Dana perimbangan merupakan sumber pendapatan daerah yang asalnya dari Anggaran
Pendapatan dan Belanja Negara (APBN) UNTUK MENDUKUNG PELAKSANAAN KEWENANGAN
Pemerintah Daerah dalam hal menyelesaikan tugas dan tanggung jawabnya untuk dapat
memberikan pelayanan publik dan untuk meningkatkan kesejahteraan masyaraktnya. Dana
perimbangan ini terdiri dari Dana Bagi Hasil (DBH), Dana Alokasi Umum (DAU) dan Dana Alokasi
Khusus (DAK). Dana Bagi Hasil merupakan salah satu komponen dari dana perimbangan yang
merupakan dana yang bersumber dari pendapatan APBN yang dialokasikan kepada daerah
berdasarkan angka presentase tertentu untuk mendanai kebutuhan daerah dalam rangka
pelaksanaan desentralisasi (Ahmad, 2002).

Daerah yang mempunyai kekayaan alam dan penghasilan pajaknya akan memiliki
penerimaan daerah yang sumbernya dari hasil pengolahan sumber-sumber tersebut oleh
pemerintah pusat untuk membiayai belanja daerahnya dan hasil dari pengelolaan sumber daya
tersebut akan dialokasikan terhadap daerah-daerah dalam bentuk Dana Bagi Hasil (DBH).
Wahyuni dan Priyo, (2009) menyebutkan bahwa “Dana Bagi Hasil (DBH) merupakan sumber
pendapatan daerah yang cukup potensial dan merupakan salah satu modal dasar pemerintah
daerah dalam mendapatkan dana pembangunan dan memnuhi belanja daerah selain yang
berasal dari Pendapatan Asli Daerah (PAD). Sasaran dan tujuan kegiatan pembangunan dan
perekonomian daerah dalam rangka desentralisasi dapat diwujudkan dengan mengeluarkan
belanja daerah yang mana belanja dapat diterima dari Dana Bagi Hasil dan dikeluarkan dengan
anggaran, alokasi dan prosporsi yang tepat.

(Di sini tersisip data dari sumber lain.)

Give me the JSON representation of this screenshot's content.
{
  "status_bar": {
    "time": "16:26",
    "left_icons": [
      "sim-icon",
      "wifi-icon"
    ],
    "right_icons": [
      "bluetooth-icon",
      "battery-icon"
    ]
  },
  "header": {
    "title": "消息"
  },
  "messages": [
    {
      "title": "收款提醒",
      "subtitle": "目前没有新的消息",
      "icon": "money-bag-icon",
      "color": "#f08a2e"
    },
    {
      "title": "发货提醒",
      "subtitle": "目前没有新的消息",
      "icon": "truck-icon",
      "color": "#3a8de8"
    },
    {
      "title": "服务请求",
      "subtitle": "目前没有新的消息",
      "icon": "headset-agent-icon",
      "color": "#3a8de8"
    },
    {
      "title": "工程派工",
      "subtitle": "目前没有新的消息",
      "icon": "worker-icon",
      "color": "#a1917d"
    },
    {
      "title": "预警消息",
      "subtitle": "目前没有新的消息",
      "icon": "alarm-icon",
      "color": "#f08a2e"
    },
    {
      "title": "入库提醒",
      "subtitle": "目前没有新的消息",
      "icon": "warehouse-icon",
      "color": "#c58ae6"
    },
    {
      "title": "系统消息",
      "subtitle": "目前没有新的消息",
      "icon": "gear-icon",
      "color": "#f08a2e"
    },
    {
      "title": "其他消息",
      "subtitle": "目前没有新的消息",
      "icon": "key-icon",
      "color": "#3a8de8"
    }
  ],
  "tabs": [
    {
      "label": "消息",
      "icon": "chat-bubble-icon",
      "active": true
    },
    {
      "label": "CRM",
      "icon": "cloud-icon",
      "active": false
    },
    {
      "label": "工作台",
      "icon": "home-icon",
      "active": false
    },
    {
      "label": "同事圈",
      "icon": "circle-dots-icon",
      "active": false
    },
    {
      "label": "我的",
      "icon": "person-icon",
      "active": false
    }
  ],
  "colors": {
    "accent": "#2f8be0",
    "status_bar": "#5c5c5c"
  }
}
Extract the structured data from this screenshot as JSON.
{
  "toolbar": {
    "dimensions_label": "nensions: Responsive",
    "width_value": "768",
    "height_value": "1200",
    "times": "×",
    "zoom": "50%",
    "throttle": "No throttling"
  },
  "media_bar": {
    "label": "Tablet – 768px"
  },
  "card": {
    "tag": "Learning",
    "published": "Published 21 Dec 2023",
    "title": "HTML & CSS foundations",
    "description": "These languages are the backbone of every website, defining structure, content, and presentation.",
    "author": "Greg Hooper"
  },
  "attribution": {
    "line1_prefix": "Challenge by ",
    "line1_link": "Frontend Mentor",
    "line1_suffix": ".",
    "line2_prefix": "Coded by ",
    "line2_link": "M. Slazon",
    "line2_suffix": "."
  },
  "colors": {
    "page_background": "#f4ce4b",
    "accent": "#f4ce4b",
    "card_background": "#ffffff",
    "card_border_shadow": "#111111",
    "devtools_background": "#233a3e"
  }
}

Berdasarkan pernyataan tersebut dapai disimpulkan bahwa Dana Bagi Hasil yang
diterima setiap daerah digunakan untuk membiayai pengeluaran daerah yang didalamnya
sudah termasuk belanja. Dalam berjalannya disetiap tahun, prosporsi Dana Bagi Hasil terhadap
penerimaan daerah masih cukup tinggi. Hal ini ditunjukkan oleh tingginya ketergantungan
pemerintah daerah terhadap pasokan dana dari pemerintah pusat. Namun, dalam waktu
kedepan dengan jangka panjang, ketergantungan semacam ini harus semakin kecil atau
menurun.
Fenomena yang terjadi, bagaimana gambaran terhadap belanja daerah tahun 2009-
2010 pada ketiga pemerintah kabupaten/kota di Indonesia yang dipilih dengan acak. Rata-rata
belanja daerah Kab. Simalungun cukup tinggi yaitu sekitar Rp. 964.253.228.000,00, Kab.

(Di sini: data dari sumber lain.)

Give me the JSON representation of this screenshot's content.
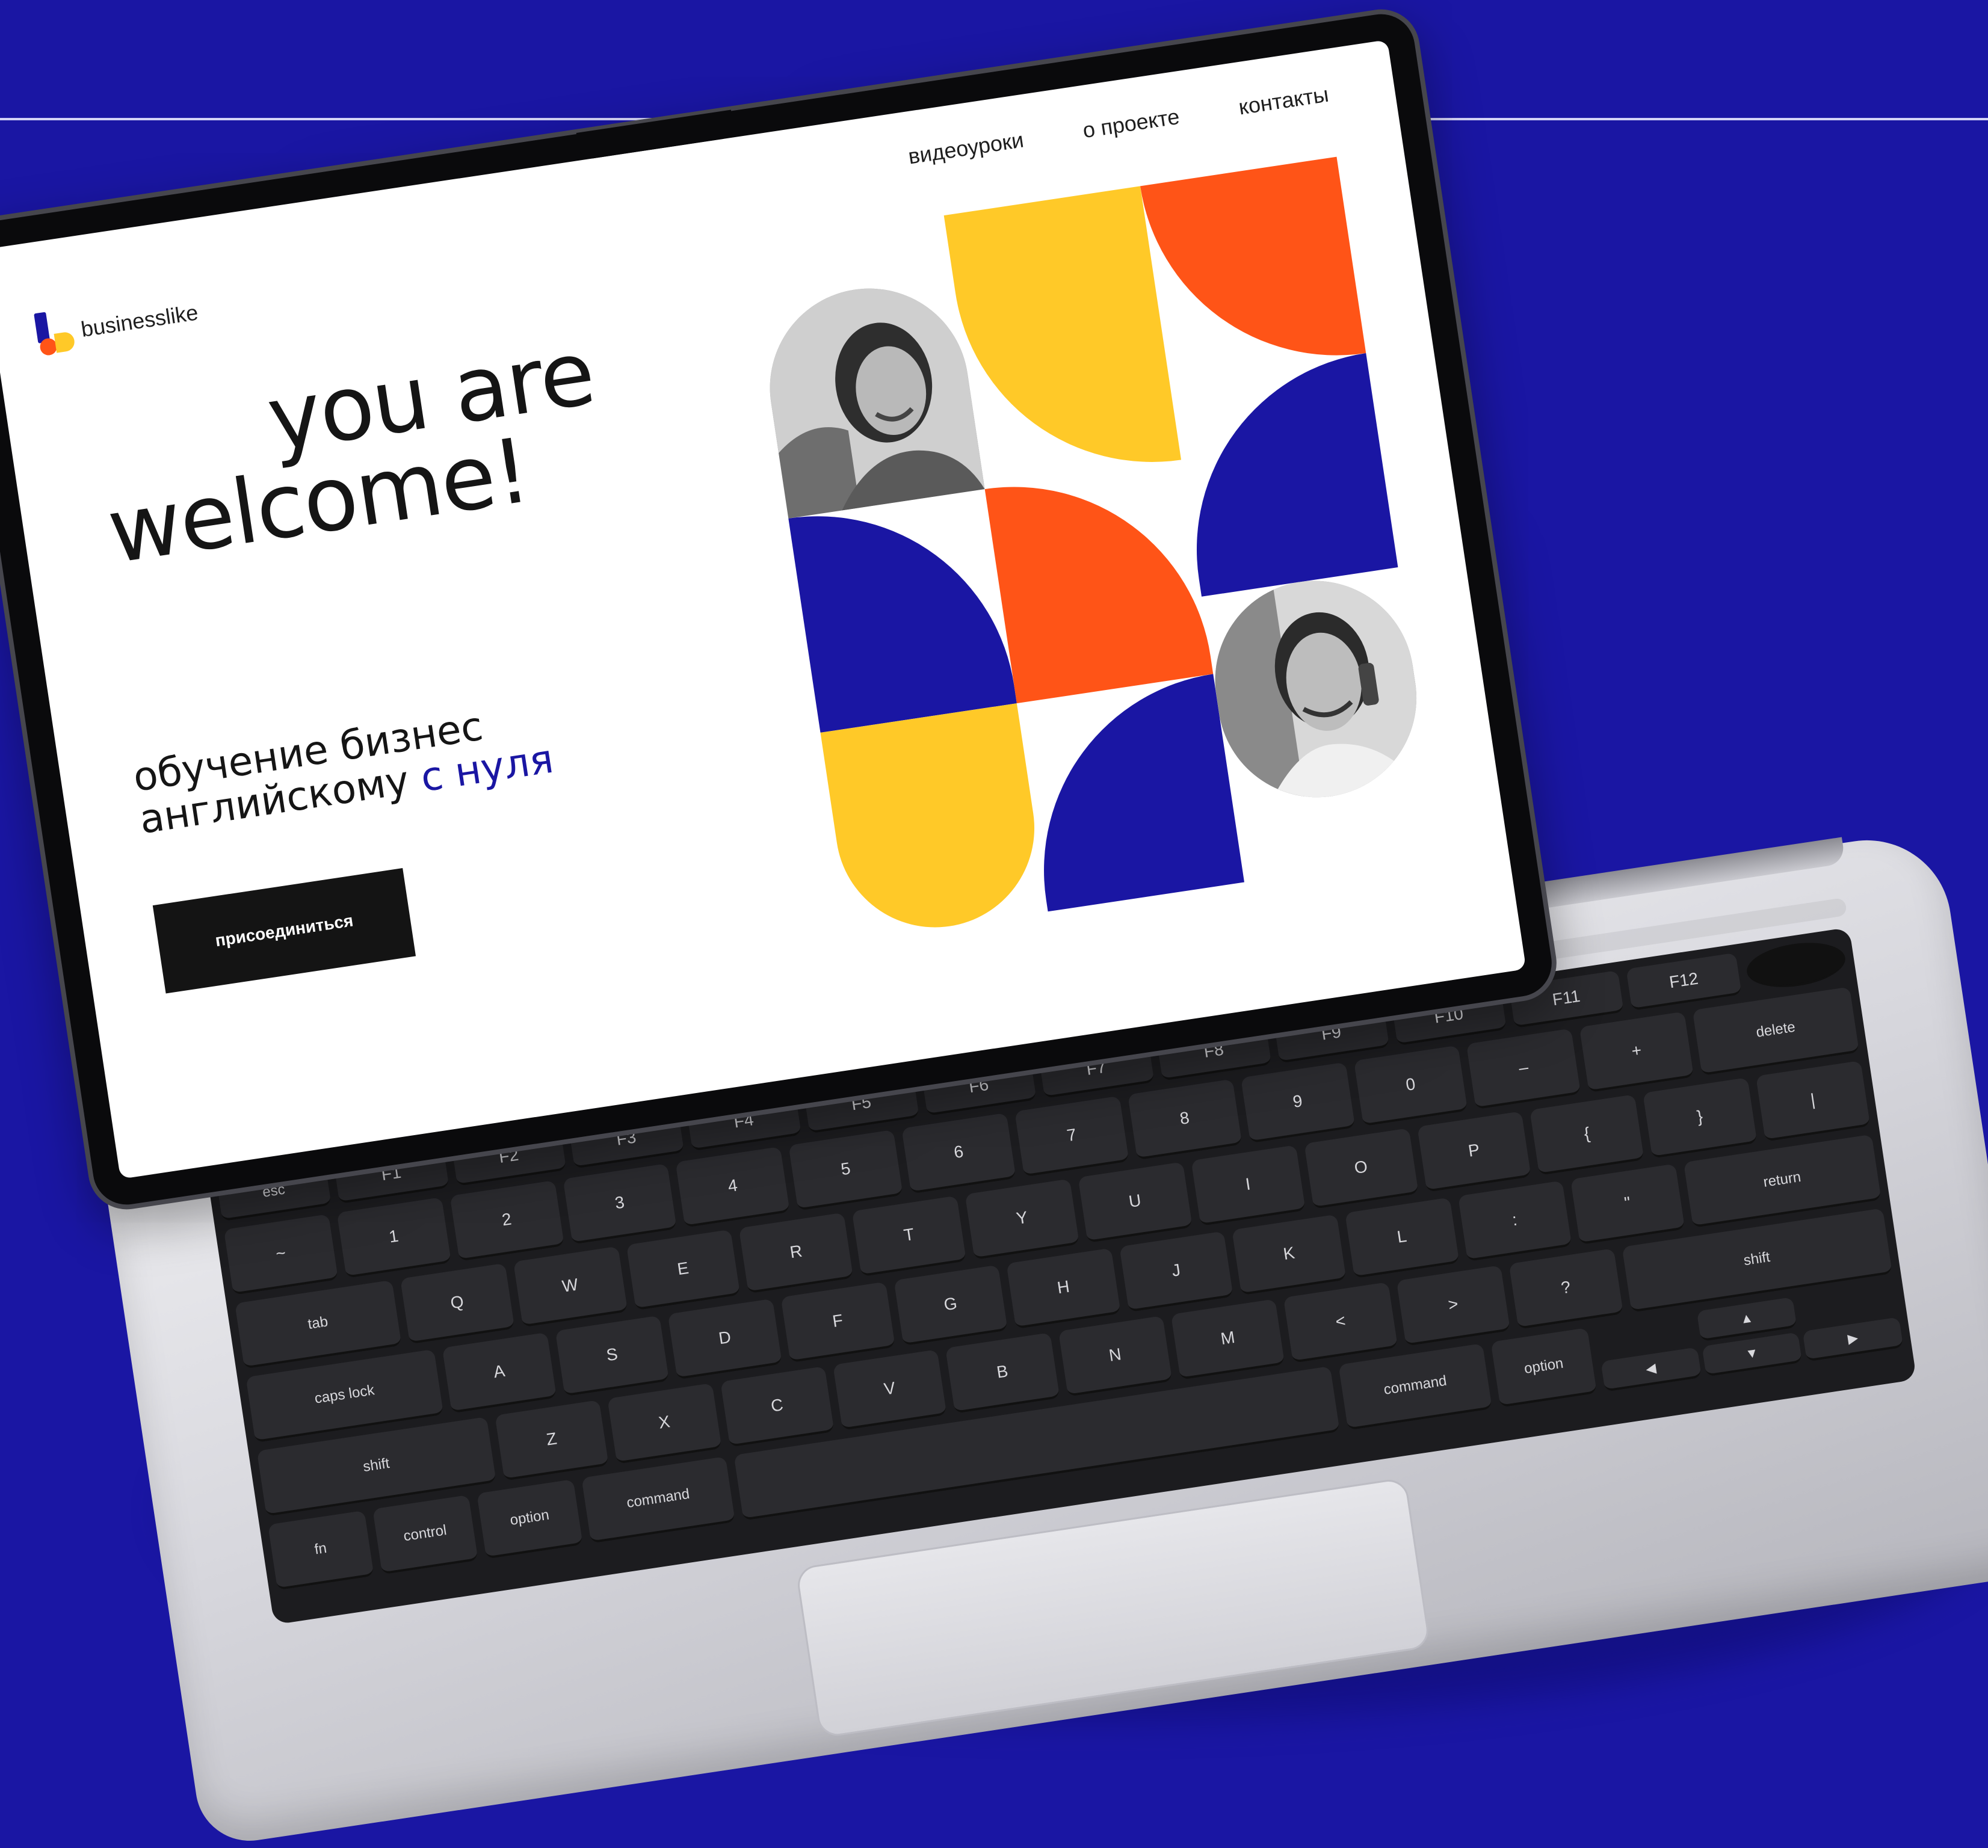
{
  "page": {
    "logo_text": "businesslike",
    "nav": [
      {
        "label": "видеоуроки"
      },
      {
        "label": "о проекте"
      },
      {
        "label": "контакты"
      }
    ],
    "hero": {
      "line1": "you are",
      "line2": "welcome!"
    },
    "subtitle": {
      "line1": "обучение бизнес",
      "line2_part1": "английскому ",
      "line2_accent": "с нуля"
    },
    "cta_label": "присоединиться"
  },
  "colors": {
    "background": "#1a16a3",
    "blue": "#1a16a3",
    "orange": "#ff5417",
    "yellow": "#ffc928",
    "text": "#151515"
  },
  "keyboard": {
    "fn_row": [
      "esc",
      "F1",
      "F2",
      "F3",
      "F4",
      "F5",
      "F6",
      "F7",
      "F8",
      "F9",
      "F10",
      "F11",
      "F12"
    ],
    "number_row": [
      "~",
      "1",
      "2",
      "3",
      "4",
      "5",
      "6",
      "7",
      "8",
      "9",
      "0",
      "–",
      "+",
      "delete"
    ],
    "top_row": [
      "tab",
      "Q",
      "W",
      "E",
      "R",
      "T",
      "Y",
      "U",
      "I",
      "O",
      "P",
      "{",
      "}",
      "|"
    ],
    "home_row": [
      "caps lock",
      "A",
      "S",
      "D",
      "F",
      "G",
      "H",
      "J",
      "K",
      "L",
      ":",
      "\"",
      "return"
    ],
    "bottom_row": [
      "shift",
      "Z",
      "X",
      "C",
      "V",
      "B",
      "N",
      "M",
      "<",
      ">",
      "?",
      "shift"
    ],
    "space_row": [
      "fn",
      "control",
      "option",
      "command",
      "",
      "command",
      "option"
    ],
    "arrows": [
      "▲",
      "◀",
      "▼",
      "▶"
    ]
  }
}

Simelue Rp. 351.148.662.000,00. Pada Kab. Simalungun belanja daerah belanja
daerahmengalami peningkatan. Sebaliknya pada Kabupaten Simelue, pengeluaran pada Pemda
dalam belanja daerah tersebut mengalami penurunan. Kemudian Dana Bagi Hasil yang didapat
pemerintah Kabupaten Simalungun menurun dari tahun 2009 ke 2010. Tetapi hal ini tidak
diiringi dengan bertambahnya pula jumlah pengeluaran belanja daerah pada kabupaten
tersebut. Sebaliknya Dana Bagi Hasil pemerintah Kabupaten Simelue mengalami kenaikan,
namun hal ini juga tidak seiring dengan belanja daerahnya yang mengalami penurunan.

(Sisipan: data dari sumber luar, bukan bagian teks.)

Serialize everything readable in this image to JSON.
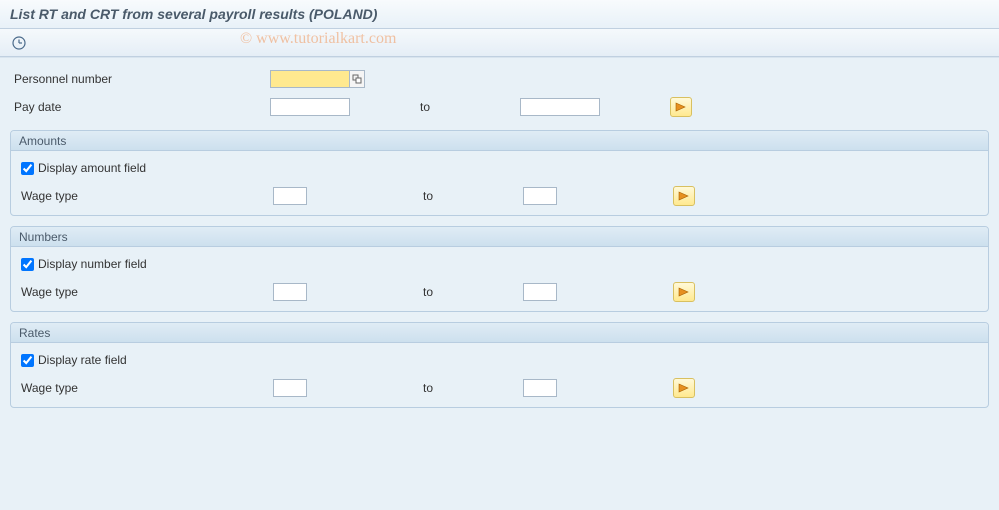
{
  "title": "List RT and CRT from several payroll results (POLAND)",
  "watermark": "© www.tutorialkart.com",
  "labels": {
    "personnel_number": "Personnel number",
    "pay_date": "Pay date",
    "to": "to",
    "wage_type": "Wage type"
  },
  "fields": {
    "personnel_number": "",
    "pay_date_from": "",
    "pay_date_to": ""
  },
  "groups": {
    "amounts": {
      "title": "Amounts",
      "display_checkbox_label": "Display amount field",
      "display_checked": true,
      "wage_type_from": "",
      "wage_type_to": ""
    },
    "numbers": {
      "title": "Numbers",
      "display_checkbox_label": "Display number field",
      "display_checked": true,
      "wage_type_from": "",
      "wage_type_to": ""
    },
    "rates": {
      "title": "Rates",
      "display_checkbox_label": "Display rate field",
      "display_checked": true,
      "wage_type_from": "",
      "wage_type_to": ""
    }
  },
  "icons": {
    "clock": "clock-icon",
    "f4": "search-help-icon",
    "multi_select": "multiple-selection-icon"
  }
}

Dana Bagi hasil mempunyai pengaruh signifikan positif terhadap belanja daerah
diterima. Dan hal ini sejalan dengan teori yang mengatakan bahwa Dana Bagi Hasil dapat
mendorong belanja daerah untuk kegiatan-kegiatan prioritas pembangunan nasional.
Presentase Dana Bagi Hasil cukup besar yaitu sebesar 35,8% yang dilihat dari Adjusted R
Squarenya. Ini menjelaskan bahwa pemerintah pusat dalam membiayai pengeluaran dan
belanja daerah. Namun, dalam waktu jangka panjang ketergantungan semacam ini harus
semakin mengecil. Pemerintah daerah yang memiliki DBH tinggi maka pengeluaran untuk
alokasi belanja daerahnya juga semakin tinggi, dan saat ini Dana Bagi Hasil memberikan
kontribusi atau yang dimaksud pengaruh yang kuat terhadap belanja daeraah pada kabupaten
dan kota di Indonesia. Dan berharap di daerah tersebut dapat lebih mengoptimalkan potensi
daerah yang dimilikinya untuk membiayai pengeluaran daerah berupa belanja daerah.